The most anterior zone is the superficial nerve fiber layer region, which is continuous with the nerve fiber layer of the retina. This region is primarily composed of the axons of the RGCs in transition from the superficial retina to the neuronal component of the optic nerve. The nerve fiber layer can be viewed with the ophthalmoscope when the red-free (green) filter is used. Immediately posterior to the nerve fiber layer is the prelaminar region, which lies adjacent to the peripapillary choroid. More posteriorly, the laminar region is continuous with the sclera and is composed of the lamina cribrosa, a structure consisting of fenestrated connective tissue lamellae that allow the transit of neural fibers through the scleral coat. Finally, the retrolaminar region lies posterior to the lamina cribrosa, is marked by the beginning of axonal myelination, and is surrounded by the leptomeninges of the central nervous system.

The lamina cribrosa is composed of a series of fenestrated sheets of connective tissue and elastic fibers. The lamina cribrosa provides the main support for the optic nerve as it exits the eye, penetrating the scleral coat. The beams of connective tissue are composed primarily of collagen; other extracellular matrix components include elastin, laminin, and fibronectin. Neural components of the optic nerve pass through these connective tissue beams. In addition, relatively large, central fenestrations allow transit of the central retinal artery and central retinal vein. The fenestrations within the lamina have been described histologically as larger superiorly and inferiorly as compared with the temporal and nasal aspects of the optic nerve. It has been suggested that these differences play a role in the development of glaucomatous optic neuropathy. The fenestrations of the lamina cribrosa (laminar dots) may often be seen by ophthalmoscopy at the base of the optic nerve head cup. Between the optic nerve and the adjacent choroidal and scleral tissue lies a rim of connective tissue, the ring of Elschnig. The connective tissue beams of the lamina cribrosa extend from this surrounding connective tissue border and are arranged in a series of parallel, stacked plates.

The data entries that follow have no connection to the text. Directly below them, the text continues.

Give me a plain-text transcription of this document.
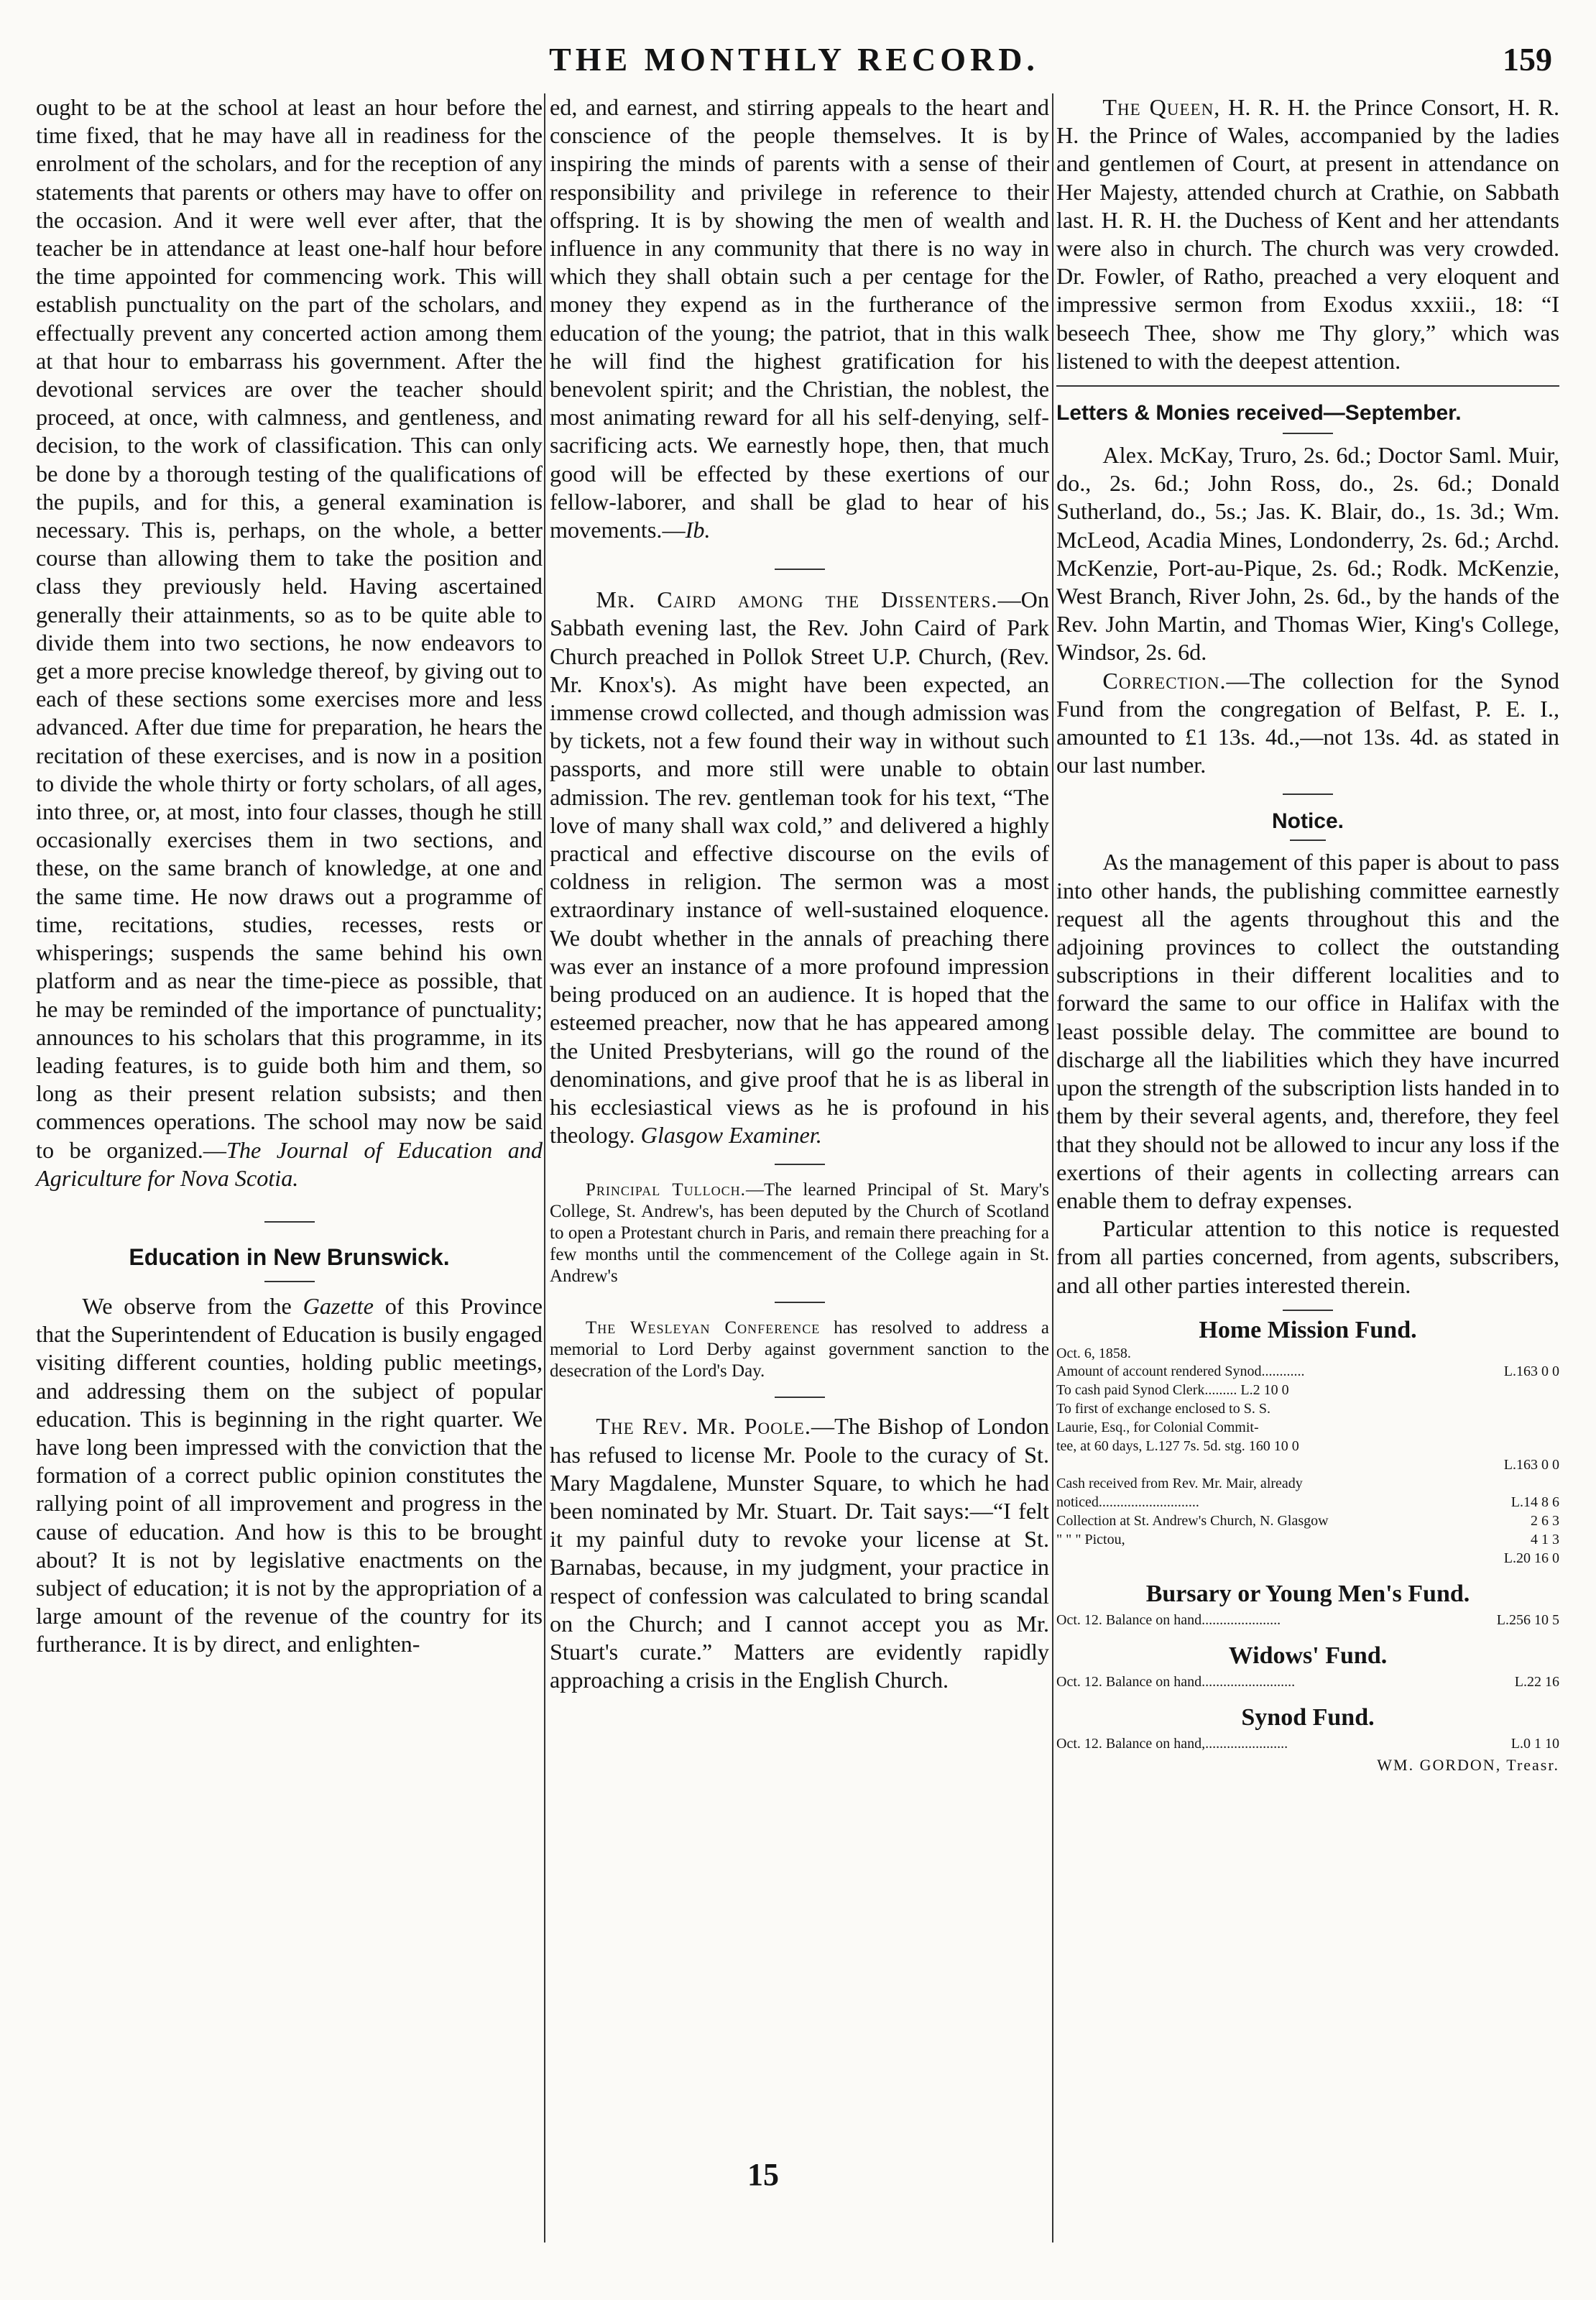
THE MONTHLY RECORD.	159

ought to be at the school at least an hour before the time fixed, that he may have all in readiness for the enrolment of the scholars, and for the reception of any statements that parents or others may have to offer on the occasion. And it were well ever after, that the teacher be in attendance at least one-half hour before the time appointed for commencing work. This will establish punctuality on the part of the scholars, and effectually prevent any concerted action among them at that hour to embarrass his government. After the devotional services are over the teacher should proceed, at once, with calmness, and gentleness, and decision, to the work of classification. This can only be done by a thorough testing of the qualifications of the pupils, and for this, a general examination is necessary. This is, perhaps, on the whole, a better course than allowing them to take the position and class they previously held. Having ascertained generally their attainments, so as to be quite able to divide them into two sections, he now endeavors to get a more precise knowledge thereof, by giving out to each of these sections some exercises more and less advanced. After due time for preparation, he hears the recitation of these exercises, and is now in a position to divide the whole thirty or forty scholars, of all ages, into three, or, at most, into four classes, though he still occasionally exercises them in two sections, and these, on the same branch of knowledge, at one and the same time. He now draws out a programme of time, recitations, studies, recesses, rests or whisperings; suspends the same behind his own platform and as near the time-piece as possible, that he may be reminded of the importance of punctuality; announces to his scholars that this programme, in its leading features, is to guide both him and them, so long as their present relation subsists; and then commences operations. The school may now be said to be organized.—The Journal of Education and Agriculture for Nova Scotia.

Education in New Brunswick.

We observe from the Gazette of this Province that the Superintendent of Education is busily engaged visiting different counties, holding public meetings, and addressing them on the subject of popular education. This is beginning in the right quarter. We have long been impressed with the conviction that the formation of a correct public opinion constitutes the rallying point of all improvement and progress in the cause of education. And how is this to be brought about? It is not by legislative enactments on the subject of education; it is not by the appropriation of a large amount of the revenue of the country for its furtherance. It is by direct, and enlighten-

ed, and earnest, and stirring appeals to the heart and conscience of the people themselves. It is by inspiring the minds of parents with a sense of their responsibility and privilege in reference to their offspring. It is by showing the men of wealth and influence in any community that there is no way in which they shall obtain such a per centage for the money they expend as in the furtherance of the education of the young; the patriot, that in this walk he will find the highest gratification for his benevolent spirit; and the Christian, the noblest, the most animating reward for all his self-denying, self-sacrificing acts. We earnestly hope, then, that much good will be effected by these exertions of our fellow-laborer, and shall be glad to hear of his movements.—Ib.

Mr. Caird among the Dissenters.—On Sabbath evening last, the Rev. John Caird of Park Church preached in Pollok Street U.P. Church, (Rev. Mr. Knox's). As might have been expected, an immense crowd collected, and though admission was by tickets, not a few found their way in without such passports, and more still were unable to obtain admission. The rev. gentleman took for his text, “The love of many shall wax cold,” and delivered a highly practical and effective discourse on the evils of coldness in religion. The sermon was a most extraordinary instance of well-sustained eloquence. We doubt whether in the annals of preaching there was ever an instance of a more profound impression being produced on an audience. It is hoped that the esteemed preacher, now that he has appeared among the United Presbyterians, will go the round of the denominations, and give proof that he is as liberal in his ecclesiastical views as he is profound in his theology. Glasgow Examiner.

Principal Tulloch.—The learned Principal of St. Mary's College, St. Andrew's, has been deputed by the Church of Scotland to open a Protestant church in Paris, and remain there preaching for a few months until the commencement of the College again in St. Andrew's

The Wesleyan Conference has resolved to address a memorial to Lord Derby against government sanction to the desecration of the Lord's Day.

The Rev. Mr. Poole.—The Bishop of London has refused to license Mr. Poole to the curacy of St. Mary Magdalene, Munster Square, to which he had been nominated by Mr. Stuart. Dr. Tait says:—“I felt it my painful duty to revoke your license at St. Barnabas, because, in my judgment, your practice in respect of confession was calculated to bring scandal on the Church; and I cannot accept you as Mr. Stuart's curate.” Matters are evidently rapidly approaching a crisis in the English Church.

The Queen, H. R. H. the Prince Consort, H. R. H. the Prince of Wales, accompanied by the ladies and gentlemen of Court, at present in attendance on Her Majesty, attended church at Crathie, on Sabbath last. H. R. H. the Duchess of Kent and her attendants were also in church. The church was very crowded. Dr. Fowler, of Ratho, preached a very eloquent and impressive sermon from Exodus xxxiii., 18: “I beseech Thee, show me Thy glory,” which was listened to with the deepest attention.

Letters & Monies received—September.

Alex. McKay, Truro, 2s. 6d.; Doctor Saml. Muir, do., 2s. 6d.; John Ross, do., 2s. 6d.; Donald Sutherland, do., 5s.; Jas. K. Blair, do., 1s. 3d.; Wm. McLeod, Acadia Mines, Londonderry, 2s. 6d.; Archd. McKenzie, Port-au-Pique, 2s. 6d.; Rodk. McKenzie, West Branch, River John, 2s. 6d., by the hands of the Rev. John Martin, and Thomas Wier, King's College, Windsor, 2s. 6d.

Correction.—The collection for the Synod Fund from the congregation of Belfast, P. E. I., amounted to £1 13s. 4d.,—not 13s. 4d. as stated in our last number.

Notice.

As the management of this paper is about to pass into other hands, the publishing committee earnestly request all the agents throughout this and the adjoining provinces to collect the outstanding subscriptions in their different localities and to forward the same to our office in Halifax with the least possible delay. The committee are bound to discharge all the liabilities which they have incurred upon the strength of the subscription lists handed in to them by their several agents, and, therefore, they feel that they should not be allowed to incur any loss if the exertions of their agents in collecting arrears can enable them to defray expenses.

Particular attention to this notice is requested from all parties concerned, from agents, subscribers, and all other parties interested therein.

Home Mission Fund.
Oct. 6, 1858.
Amount of account rendered Synod............	L.163 0 0
To cash paid Synod Clerk......... L.2 10 0
To first of exchange enclosed to S. S.
Laurie, Esq., for Colonial Commit-
tee, at 60 days, L.127 7s. 5d. stg. 160 10 0
L.163 0 0
Cash received from Rev. Mr. Mair, already
noticed............................	L.14 8 6
Collection at St. Andrew's Church, N. Glasgow	2 6 3
" " " Pictou,	4 1 3
L.20 16 0
Bursary or Young Men's Fund.
Oct. 12. Balance on hand......................	L.256 10 5
Widows' Fund.
Oct. 12. Balance on hand..........................	L.22 16
Synod Fund.
Oct. 12. Balance on hand,.......................	L.0 1 10
WM. GORDON, Treasr.
15
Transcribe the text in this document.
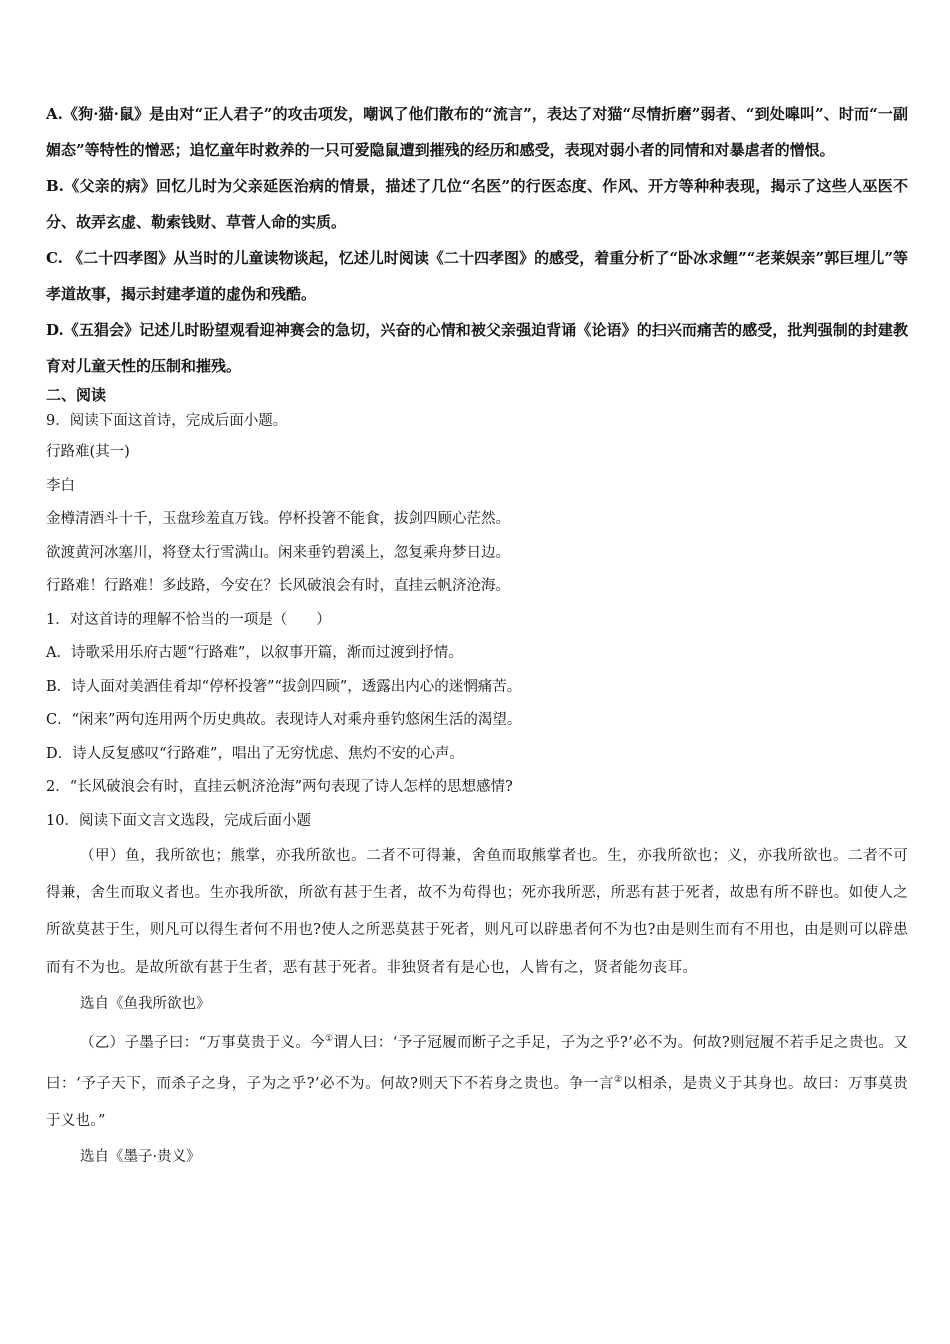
A.《狗·猫·鼠》是由对“正人君子”的攻击项发，嘲讽了他们散布的“流言”，表达了对猫“尽情折磨”弱者、“到处嗥叫”、时而“一副媚态”等特性的憎恶；追忆童年时救养的一只可爱隐鼠遭到摧残的经历和感受，表现对弱小者的同情和对暴虐者的憎恨。

B.《父亲的病》回忆儿时为父亲延医治病的情景，描述了几位“名医”的行医态度、作风、开方等种种表现，揭示了这些人巫医不分、故弄玄虚、勒索钱财、草菅人命的实质。

C. 《二十四孝图》从当时的儿童读物谈起，忆述儿时阅读《二十四孝图》的感受，着重分析了“卧冰求鲤”“老莱娱亲”郭巨埋儿”等孝道故事，揭示封建孝道的虚伪和残酷。

D.《五猖会》记述儿时盼望观看迎神赛会的急切，兴奋的心情和被父亲强迫背诵《论语》的扫兴而痛苦的感受，批判强制的封建教育对儿童天性的压制和摧残。

二、阅读

9．阅读下面这首诗，完成后面小题。

行路难(其一)

李白

金樽清酒斗十千，玉盘珍羞直万钱。停杯投箸不能食，拔剑四顾心茫然。

欲渡黄河冰塞川，将登太行雪满山。闲来垂钓碧溪上，忽复乘舟梦日边。

行路难！行路难！多歧路，今安在？长风破浪会有时，直挂云帆济沧海。

1．对这首诗的理解不恰当的一项是（　　）

A．诗歌采用乐府古题“行路难”，以叙事开篇，渐而过渡到抒情。

B．诗人面对美酒佳肴却“停杯投箸”“拔剑四顾”，透露出内心的迷惘痛苦。

C．“闲来”两句连用两个历史典故。表现诗人对乘舟垂钓悠闲生活的渴望。

D．诗人反复感叹“行路难”，唱出了无穷忧虑、焦灼不安的心声。

2．“长风破浪会有时，直挂云帆济沧海”两句表现了诗人怎样的思想感情?

10．阅读下面文言文选段，完成后面小题

（甲）鱼，我所欲也；熊掌，亦我所欲也。二者不可得兼，舍鱼而取熊掌者也。生，亦我所欲也；义，亦我所欲也。二者不可得兼，舍生而取义者也。生亦我所欲，所欲有甚于生者，故不为苟得也；死亦我所恶，所恶有甚于死者，故患有所不辟也。如使人之所欲莫甚于生，则凡可以得生者何不用也?使人之所恶莫甚于死者，则凡可以辟患者何不为也?由是则生而有不用也，由是则可以辟患而有不为也。是故所欲有甚于生者，恶有甚于死者。非独贤者有是心也，人皆有之，贤者能勿丧耳。

选自《鱼我所欲也》

（乙）子墨子曰：“万事莫贵于义。今①谓人曰：‘予子冠履而断子之手足，子为之乎?’必不为。何故?则冠履不若手足之贵也。又曰：‘予子天下，而杀子之身，子为之乎?’必不为。何故?则天下不若身之贵也。争一言②以相杀，是贵义于其身也。故曰：万事莫贵于义也。”

选自《墨子·贵义》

The vascular anatomy of the anterior optic nerve and peripapillary region has been extensively studied (Fig 3-11). The arterial supply of the anterior optic nerve is derived entirely from branches of the ophthalmic artery via 1 to 5 posterior ciliary arteries. Typically, between 2 and 4 posterior ciliary arteries course anteriorly before dividing into approximately 10–20 short posterior ciliary arteries prior to entering the posterior globe. Often, the posterior ciliary arteries separate into a medial and a lateral group before branching into the short posterior ciliary arteries. The short posterior ciliary arteries penetrate the perineural sclera of the posterior globe to supply the peripapillary choroid, as

well as most of the anterior optic nerve. Some short posterior ciliary arteries course, without branching, through the sclera directly into the choroid; others divide within the sclera to provide branches to both the choroid and the optic nerve. Often a noncontinuous arterial circle exists within the perineural sclera, the circle of Zinn-Haller. The central retinal artery, also a posterior orbital branch of the ophthalmic artery, penetrates the optic nerve approximately 10–15 mm behind the globe. The central retinal artery has few, if any, intraneural branches, the exception being an occasional small branch within the retrolaminar region, which may anastomose with the pial system. The central retinal artery courses adjacent to the central retinal vein within the central portion of the optic nerve.